Power users and home offices are dependent on high-performance connections to their homes, but cable theft, power outages, utility repairs and myriad other uniquely South African challenges can impact their connectivity and even cause it to fail altogether. The solution is to build in redundancy with two or more forms of connectivity.
This is according to Justin Colyn, Sales and Marketing Director at Comsol, who says South Africans have become too ‘fibre centric’, overlooking the alternatives.

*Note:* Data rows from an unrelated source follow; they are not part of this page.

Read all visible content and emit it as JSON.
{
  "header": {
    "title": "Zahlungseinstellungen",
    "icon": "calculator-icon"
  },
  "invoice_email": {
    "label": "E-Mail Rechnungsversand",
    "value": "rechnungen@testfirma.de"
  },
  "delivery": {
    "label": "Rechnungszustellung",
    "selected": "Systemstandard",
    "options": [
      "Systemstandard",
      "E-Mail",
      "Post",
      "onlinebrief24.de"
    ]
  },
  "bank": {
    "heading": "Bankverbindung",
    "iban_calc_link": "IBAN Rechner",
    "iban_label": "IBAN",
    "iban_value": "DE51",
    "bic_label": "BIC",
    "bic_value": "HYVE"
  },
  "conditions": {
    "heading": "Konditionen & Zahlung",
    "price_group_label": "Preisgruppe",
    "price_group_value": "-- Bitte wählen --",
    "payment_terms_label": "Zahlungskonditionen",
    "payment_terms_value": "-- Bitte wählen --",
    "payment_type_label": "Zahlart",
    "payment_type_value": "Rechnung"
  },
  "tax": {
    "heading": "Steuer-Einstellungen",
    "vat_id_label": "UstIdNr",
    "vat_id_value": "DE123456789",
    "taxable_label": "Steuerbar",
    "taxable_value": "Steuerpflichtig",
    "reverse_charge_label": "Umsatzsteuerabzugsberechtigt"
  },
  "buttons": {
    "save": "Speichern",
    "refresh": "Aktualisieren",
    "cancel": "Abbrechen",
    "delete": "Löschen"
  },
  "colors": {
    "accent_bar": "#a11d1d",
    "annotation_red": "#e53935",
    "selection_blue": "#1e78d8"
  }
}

“Over the past 10 years, we have seen eight or nine serious fibre network operators (FNOs) investing billions in rolling out infrastructure, yet we still only see fibre penetration to homes at around 10%. This is because it is not always viable to take fibre to every building. In our view, connectivity infrastructure might be seen as a tree, in which the roots are the undersea cables coming into the continent, the trunk and branches are main distribution networks and FNOs, and the leaves are fixed wireless access (FWA). Fibre won’t reach everywhere, but FWA takes fibre-like performance further, for complete coverage.”
Whether it is mobile, fixed mobile, FWA, fibre, satellite or any other technology, each one has its place in the market, he says.
“It doesn’t need to be a question of one or the other. For uninterrupted connectivity, we require multiple forms of fixed and wireless communication. In fact, as SD-WAN becomes more cost-effective, we foresee homes and home offices all having multiple forms of connectivity and little SD-WAN boxes at their homes, seamlessly bonding last-mile connections and switching them between the best available connections,” he predicts.
Best solutions for hedging your bets
While multiple options exist, Colyn says many consumers are confused about which options deliver the best performance and value.
He notes that many consumers are dazzled by 1Gbps fibre internet offerings, for example. “Aside from a minuscule proportion of people, ordinary homes and home offices don’t need pipes this big,” he says. “For HD streaming, you only need around 6Mbps per device. With multiple users all working and accessing entertainment in the home, your typical peak utilisation might only be around 40Mbps. Therefore, you should be looking not at the size of the pipe, but rather its performance and whether you have alternative options should it fail.”
Colyn believes homes and small office/home offices (SOHOs) can hedge their bets by opting for a lower capacity fibre line at a lower cost, and adding a second connection for redundancy.
Home users commonly resort to wireless as an alternative to fibre; however, Colyn notes that wireless options are generally poorly understood. “When they talk wireless, by implication a lot of people are thinking of mobile. They don’t differentiate between mobility and FWA.”
He explains: “You have mobility where you roam – for example, in your car. The mobile network operators also offer fixed LTE services, in which you have a router and it connects to a specific tower with no mobility. But the quality of this service is still subject to mobile network challenges, such as congestion, stolen batteries and load-shedding. The critical missing piece here is good, robust FWA.”
Not all FWA is equal, he notes. “Licensed FWA is enterprise grade and truly fibre equivalent, whereas unlicensed FWA is equivalent to a fibre GPON solution – it’s a best effort service subject to noise, packet loss and jitter.”